I dropped onto all fours and began crawling across the room in a bid to distract myself from the bewildering chatter inside my head. There was a row of shelves between the windows. They were filled with all kinds of fishing paraphernalia: reels, hooks, knives, floats. But as I paused to look, something else caught my eye. Tucked in a shadowy corner of the middle shelf were five small, slim books. By stretching up I was just able to reach them. I pulled one out, angling the cover to the light cast by the lamp. Tide Tables for Falmouth and South Cornwall 1938. Cornwall. The finger of England that pointed west, to America. So that was where the sea had brought me.

The other four books were the same, but for different years. Each gave the times and heights of the local tides for every day of the year, along with the times of sunrise and sunset and the phases of the moon. There were blank pages at the end of each of the books, some of which had been written on. There were dates with the names of different fish alongside them: sardines, mullet, bass. I wondered if this was Jack’s handwriting.
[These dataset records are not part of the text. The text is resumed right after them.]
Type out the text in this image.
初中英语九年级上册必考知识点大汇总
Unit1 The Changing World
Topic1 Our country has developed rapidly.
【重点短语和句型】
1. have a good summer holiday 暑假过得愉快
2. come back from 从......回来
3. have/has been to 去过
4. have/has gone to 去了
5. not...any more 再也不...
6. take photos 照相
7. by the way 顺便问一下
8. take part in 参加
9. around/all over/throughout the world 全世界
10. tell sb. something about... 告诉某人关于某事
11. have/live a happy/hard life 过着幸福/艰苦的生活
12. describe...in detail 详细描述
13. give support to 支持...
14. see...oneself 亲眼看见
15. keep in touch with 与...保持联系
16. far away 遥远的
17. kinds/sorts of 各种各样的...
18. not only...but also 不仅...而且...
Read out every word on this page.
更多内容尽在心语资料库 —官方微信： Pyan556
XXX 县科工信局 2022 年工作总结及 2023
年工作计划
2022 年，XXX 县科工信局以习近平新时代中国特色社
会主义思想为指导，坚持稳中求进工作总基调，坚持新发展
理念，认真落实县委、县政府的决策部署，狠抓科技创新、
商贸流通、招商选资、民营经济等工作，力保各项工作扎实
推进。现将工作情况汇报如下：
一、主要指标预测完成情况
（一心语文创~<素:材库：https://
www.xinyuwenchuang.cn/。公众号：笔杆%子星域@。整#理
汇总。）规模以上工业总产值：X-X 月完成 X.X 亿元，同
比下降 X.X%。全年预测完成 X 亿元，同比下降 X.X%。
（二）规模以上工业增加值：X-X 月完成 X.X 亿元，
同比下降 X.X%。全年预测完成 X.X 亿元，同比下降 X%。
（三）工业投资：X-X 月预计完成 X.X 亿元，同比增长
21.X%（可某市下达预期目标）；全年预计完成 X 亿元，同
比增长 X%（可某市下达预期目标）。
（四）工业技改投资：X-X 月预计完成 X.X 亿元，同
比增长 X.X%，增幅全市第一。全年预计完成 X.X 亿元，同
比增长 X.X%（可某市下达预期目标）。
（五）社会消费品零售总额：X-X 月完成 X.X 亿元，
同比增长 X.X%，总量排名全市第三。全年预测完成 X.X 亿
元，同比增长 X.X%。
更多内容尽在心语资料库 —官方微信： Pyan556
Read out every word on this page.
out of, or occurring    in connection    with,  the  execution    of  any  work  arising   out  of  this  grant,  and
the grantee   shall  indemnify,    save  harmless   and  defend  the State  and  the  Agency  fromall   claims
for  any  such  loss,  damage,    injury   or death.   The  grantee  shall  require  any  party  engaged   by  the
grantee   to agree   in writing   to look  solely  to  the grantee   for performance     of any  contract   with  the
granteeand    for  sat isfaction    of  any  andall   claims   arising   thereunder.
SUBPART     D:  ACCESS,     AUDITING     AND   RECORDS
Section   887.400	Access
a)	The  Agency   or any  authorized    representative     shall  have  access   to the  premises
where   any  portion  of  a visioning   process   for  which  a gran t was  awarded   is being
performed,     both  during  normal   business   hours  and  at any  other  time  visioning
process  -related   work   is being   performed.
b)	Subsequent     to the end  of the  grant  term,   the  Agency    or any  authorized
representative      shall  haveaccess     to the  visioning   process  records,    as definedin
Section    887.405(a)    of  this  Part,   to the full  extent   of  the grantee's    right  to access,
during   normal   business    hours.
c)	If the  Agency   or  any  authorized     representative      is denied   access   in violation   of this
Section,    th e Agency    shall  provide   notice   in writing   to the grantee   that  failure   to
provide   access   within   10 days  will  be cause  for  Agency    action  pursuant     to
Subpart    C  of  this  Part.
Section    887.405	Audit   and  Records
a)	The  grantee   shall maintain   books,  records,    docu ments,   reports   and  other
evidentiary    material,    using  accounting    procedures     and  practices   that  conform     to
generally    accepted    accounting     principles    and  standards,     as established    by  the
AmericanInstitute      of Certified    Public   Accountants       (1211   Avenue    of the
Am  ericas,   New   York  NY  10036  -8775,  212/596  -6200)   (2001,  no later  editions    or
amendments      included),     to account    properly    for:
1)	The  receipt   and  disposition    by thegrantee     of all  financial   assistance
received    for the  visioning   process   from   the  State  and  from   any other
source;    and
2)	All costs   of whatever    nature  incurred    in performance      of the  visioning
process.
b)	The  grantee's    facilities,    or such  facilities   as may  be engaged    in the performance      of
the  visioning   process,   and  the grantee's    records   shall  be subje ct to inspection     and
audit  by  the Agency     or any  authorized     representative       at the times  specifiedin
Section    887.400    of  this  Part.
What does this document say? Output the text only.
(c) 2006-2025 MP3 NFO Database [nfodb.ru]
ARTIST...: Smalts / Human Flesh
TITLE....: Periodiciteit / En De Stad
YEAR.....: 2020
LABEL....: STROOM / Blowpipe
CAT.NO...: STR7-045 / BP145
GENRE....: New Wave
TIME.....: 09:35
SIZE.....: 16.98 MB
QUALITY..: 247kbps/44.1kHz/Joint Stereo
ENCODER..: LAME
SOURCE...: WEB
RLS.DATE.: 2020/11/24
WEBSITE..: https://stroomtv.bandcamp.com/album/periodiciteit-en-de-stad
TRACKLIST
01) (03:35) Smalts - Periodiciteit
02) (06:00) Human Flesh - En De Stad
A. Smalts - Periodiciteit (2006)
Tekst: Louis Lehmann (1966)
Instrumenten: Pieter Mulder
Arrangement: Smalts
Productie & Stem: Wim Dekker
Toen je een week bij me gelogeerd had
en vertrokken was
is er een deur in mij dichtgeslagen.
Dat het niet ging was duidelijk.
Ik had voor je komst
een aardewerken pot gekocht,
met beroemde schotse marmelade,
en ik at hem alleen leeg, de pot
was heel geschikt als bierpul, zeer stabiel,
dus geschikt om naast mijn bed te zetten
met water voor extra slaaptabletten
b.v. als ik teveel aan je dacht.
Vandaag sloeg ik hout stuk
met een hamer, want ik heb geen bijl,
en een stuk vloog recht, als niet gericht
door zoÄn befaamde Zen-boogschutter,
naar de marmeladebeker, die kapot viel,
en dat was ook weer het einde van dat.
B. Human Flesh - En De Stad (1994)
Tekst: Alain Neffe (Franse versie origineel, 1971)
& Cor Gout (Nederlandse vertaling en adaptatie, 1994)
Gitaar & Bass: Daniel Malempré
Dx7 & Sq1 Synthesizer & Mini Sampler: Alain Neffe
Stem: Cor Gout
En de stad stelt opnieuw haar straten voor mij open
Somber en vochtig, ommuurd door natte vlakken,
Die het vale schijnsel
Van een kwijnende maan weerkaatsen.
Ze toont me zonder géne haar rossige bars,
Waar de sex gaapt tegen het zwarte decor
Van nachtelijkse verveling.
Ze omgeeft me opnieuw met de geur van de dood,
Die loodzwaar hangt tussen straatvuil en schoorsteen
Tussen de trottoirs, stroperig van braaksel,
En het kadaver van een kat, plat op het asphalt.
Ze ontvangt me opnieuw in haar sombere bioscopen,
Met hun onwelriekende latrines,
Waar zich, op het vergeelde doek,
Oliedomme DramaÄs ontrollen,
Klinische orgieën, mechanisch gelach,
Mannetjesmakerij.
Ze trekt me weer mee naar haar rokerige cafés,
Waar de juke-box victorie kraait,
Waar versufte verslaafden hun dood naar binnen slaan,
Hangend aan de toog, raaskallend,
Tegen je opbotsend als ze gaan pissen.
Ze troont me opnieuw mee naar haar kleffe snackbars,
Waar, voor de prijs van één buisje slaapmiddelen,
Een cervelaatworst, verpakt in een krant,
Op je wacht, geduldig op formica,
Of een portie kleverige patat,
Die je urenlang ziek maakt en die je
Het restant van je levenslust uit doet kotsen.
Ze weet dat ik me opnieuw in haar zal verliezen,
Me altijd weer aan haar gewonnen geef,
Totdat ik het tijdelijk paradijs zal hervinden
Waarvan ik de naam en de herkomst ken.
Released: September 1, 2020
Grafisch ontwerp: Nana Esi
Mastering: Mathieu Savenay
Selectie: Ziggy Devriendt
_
I put the books back and crawled on, to a door to what turned out to be a toilet. There was a bucket of water beside it and strips of newspaper threaded onto a loop of string that hung from a hook on the wall. I wondered how I was going to be able to get myself onto the seat. I glanced behind me. Perhaps I could fashion a crutch from something. The fishing rods looked too flimsy. And the oars were too long. I shuffled my way to the stove and rummaged through the sticks on the floor.

“Alice.”

I hadn’t heard him come in. It was so odd, hearing him call my name—as if it were another woman he was addressing, not me. Alice had been left behind with my hair, my watch, and the photo of my parents the day I became Sister Anthony. As I battled to become that new person, it had often felt as if I were standing outside my body, watching myself wrestle with a stranger. A girl with fierce eyes and wild hair whose stubborn traits I was trying to subdue.

“Alice—are you all right?”

“Yes . . . I . . . I was looking for a stick. To help me get around.”

“I should have thought of that.” He put down the sack he was carrying and went back outside, returning with an ax in his hand. He reached for one of the half dozen oars propped against the wall. In a deft movement he chopped it in half. Then he emptied the sack and wrapped it around the broad end of the broken oar, securing it with a piece of string. “It’s not ideal,” he said, as he brought it to show me. “But hopefully it’ll do the job.”

I practiced hobbling around while he stoked up the fire. The ball of my right foot was very painful, but the left one was only sore around the ankle. I found that I could hop with that foot if I leaned on the improvised crutch. There was a pair of Wellingtons near the door, and I asked him if I could borrow them.

“They’ll be very big on you.”

“It doesn’t matter—it’s just to stop the bandages getting dirty.” When I’d done a circuit of the room, I asked him if I could go outside and open one of the window shutters to let in a little light.